Broadway’s biggest-selling magic show has returned to the West End, with a sensational line-up of seven of the world’s greatest magicians. Some of them have been part of this show for a long time, including FISM Grand Prix champion Yu Ho-Jin (South Korea), who dazzles yet again with his award-winning 2012 card manipulation act.

But let’s start with the stage illusions. American Adam Trent’s mission-impossible style body-switching with an audience member is a particular wow moment, as is Enzo Weyne’s highly visual melting through a solid steel plate. Yes, we might have seen magicians switch place with their assistant in a box before, and get impaled with fiery spikes before, but James More handles these classic illusions masterfully.
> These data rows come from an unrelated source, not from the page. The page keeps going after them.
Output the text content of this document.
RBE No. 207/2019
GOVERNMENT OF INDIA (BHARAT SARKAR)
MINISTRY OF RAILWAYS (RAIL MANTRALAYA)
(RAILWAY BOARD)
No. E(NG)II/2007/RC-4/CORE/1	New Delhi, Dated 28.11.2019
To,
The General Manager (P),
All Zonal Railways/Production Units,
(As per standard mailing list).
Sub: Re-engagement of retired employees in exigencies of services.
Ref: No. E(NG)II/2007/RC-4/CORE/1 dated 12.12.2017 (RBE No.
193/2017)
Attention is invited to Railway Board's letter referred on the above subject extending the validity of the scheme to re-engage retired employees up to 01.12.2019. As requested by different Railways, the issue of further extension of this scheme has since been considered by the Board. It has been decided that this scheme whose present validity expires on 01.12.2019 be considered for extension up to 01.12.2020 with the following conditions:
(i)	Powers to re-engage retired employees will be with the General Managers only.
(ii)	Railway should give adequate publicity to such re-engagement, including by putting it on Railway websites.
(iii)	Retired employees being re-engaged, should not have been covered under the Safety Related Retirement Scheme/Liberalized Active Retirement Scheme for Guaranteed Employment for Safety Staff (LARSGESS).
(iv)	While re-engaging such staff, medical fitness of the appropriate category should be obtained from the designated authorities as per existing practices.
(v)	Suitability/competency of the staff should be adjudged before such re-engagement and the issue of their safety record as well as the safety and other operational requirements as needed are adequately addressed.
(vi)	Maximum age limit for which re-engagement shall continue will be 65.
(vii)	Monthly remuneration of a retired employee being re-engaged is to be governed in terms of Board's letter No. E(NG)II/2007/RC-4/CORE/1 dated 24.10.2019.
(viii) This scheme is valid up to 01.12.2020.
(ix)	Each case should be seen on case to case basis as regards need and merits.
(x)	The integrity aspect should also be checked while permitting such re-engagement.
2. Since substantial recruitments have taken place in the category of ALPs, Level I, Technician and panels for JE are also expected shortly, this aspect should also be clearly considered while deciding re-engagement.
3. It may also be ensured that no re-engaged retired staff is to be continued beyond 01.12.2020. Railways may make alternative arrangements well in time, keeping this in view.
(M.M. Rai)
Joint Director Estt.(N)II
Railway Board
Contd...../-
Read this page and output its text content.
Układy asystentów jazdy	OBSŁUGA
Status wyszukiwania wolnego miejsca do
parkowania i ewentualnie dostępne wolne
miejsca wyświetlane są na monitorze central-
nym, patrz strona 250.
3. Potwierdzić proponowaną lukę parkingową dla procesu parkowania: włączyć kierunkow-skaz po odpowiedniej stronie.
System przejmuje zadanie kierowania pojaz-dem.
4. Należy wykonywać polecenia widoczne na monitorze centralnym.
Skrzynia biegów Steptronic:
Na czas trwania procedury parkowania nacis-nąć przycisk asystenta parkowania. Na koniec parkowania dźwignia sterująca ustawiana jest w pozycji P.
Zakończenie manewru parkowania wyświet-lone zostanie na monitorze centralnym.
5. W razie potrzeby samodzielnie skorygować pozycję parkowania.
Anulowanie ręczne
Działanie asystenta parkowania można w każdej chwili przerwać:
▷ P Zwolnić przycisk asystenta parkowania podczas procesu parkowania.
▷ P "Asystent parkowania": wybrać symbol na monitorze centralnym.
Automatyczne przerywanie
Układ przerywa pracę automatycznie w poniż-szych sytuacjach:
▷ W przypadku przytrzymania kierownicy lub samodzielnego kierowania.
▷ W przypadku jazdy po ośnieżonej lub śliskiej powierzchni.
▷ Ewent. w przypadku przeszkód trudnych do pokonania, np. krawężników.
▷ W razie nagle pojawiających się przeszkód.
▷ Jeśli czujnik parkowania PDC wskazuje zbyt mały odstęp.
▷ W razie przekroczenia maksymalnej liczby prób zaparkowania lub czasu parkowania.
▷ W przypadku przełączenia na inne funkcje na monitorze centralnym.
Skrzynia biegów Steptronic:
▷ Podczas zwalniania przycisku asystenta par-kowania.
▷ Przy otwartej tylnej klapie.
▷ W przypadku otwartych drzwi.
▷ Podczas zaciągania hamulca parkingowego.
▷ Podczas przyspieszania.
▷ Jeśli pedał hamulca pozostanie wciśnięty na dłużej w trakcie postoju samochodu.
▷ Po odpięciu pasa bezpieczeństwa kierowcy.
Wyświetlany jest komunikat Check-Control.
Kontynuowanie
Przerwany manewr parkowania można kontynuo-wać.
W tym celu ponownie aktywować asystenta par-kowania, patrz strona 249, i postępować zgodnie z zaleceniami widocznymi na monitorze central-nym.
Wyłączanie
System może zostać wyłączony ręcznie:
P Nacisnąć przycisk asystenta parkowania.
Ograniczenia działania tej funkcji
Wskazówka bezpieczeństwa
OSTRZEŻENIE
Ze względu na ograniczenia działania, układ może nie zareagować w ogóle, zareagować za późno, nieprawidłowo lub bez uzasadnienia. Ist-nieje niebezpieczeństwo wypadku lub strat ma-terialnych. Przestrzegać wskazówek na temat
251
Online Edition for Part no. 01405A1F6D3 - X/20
Apart from these, most of the illusions in the show are actually pretty small scale, but nonetheless impressive. Paul Dabek comperes with well-honed hilarity and amazing magic: pulling a signed card out of a piece of toast is as impossible as it sounds. Mind reader Chris Cox is able to discover multiple audience members’ darkest hidden secrets in a series of remarkable and inexplicable feats.

There are some weak moments. Jonathan Goodwin’s escape from a little tank filled with popcorn kernels is not wildly impressive. There is a rather baffling finale where Adam Trent talks about his childhood dreams and his aunt dying. It’s also a shame to see yet another all-male magic show. These little quibbles aside, this is two and a half hours of world-class magic that is guaranteed to entertain all ages.

The magic continues in London until 1 September 2019.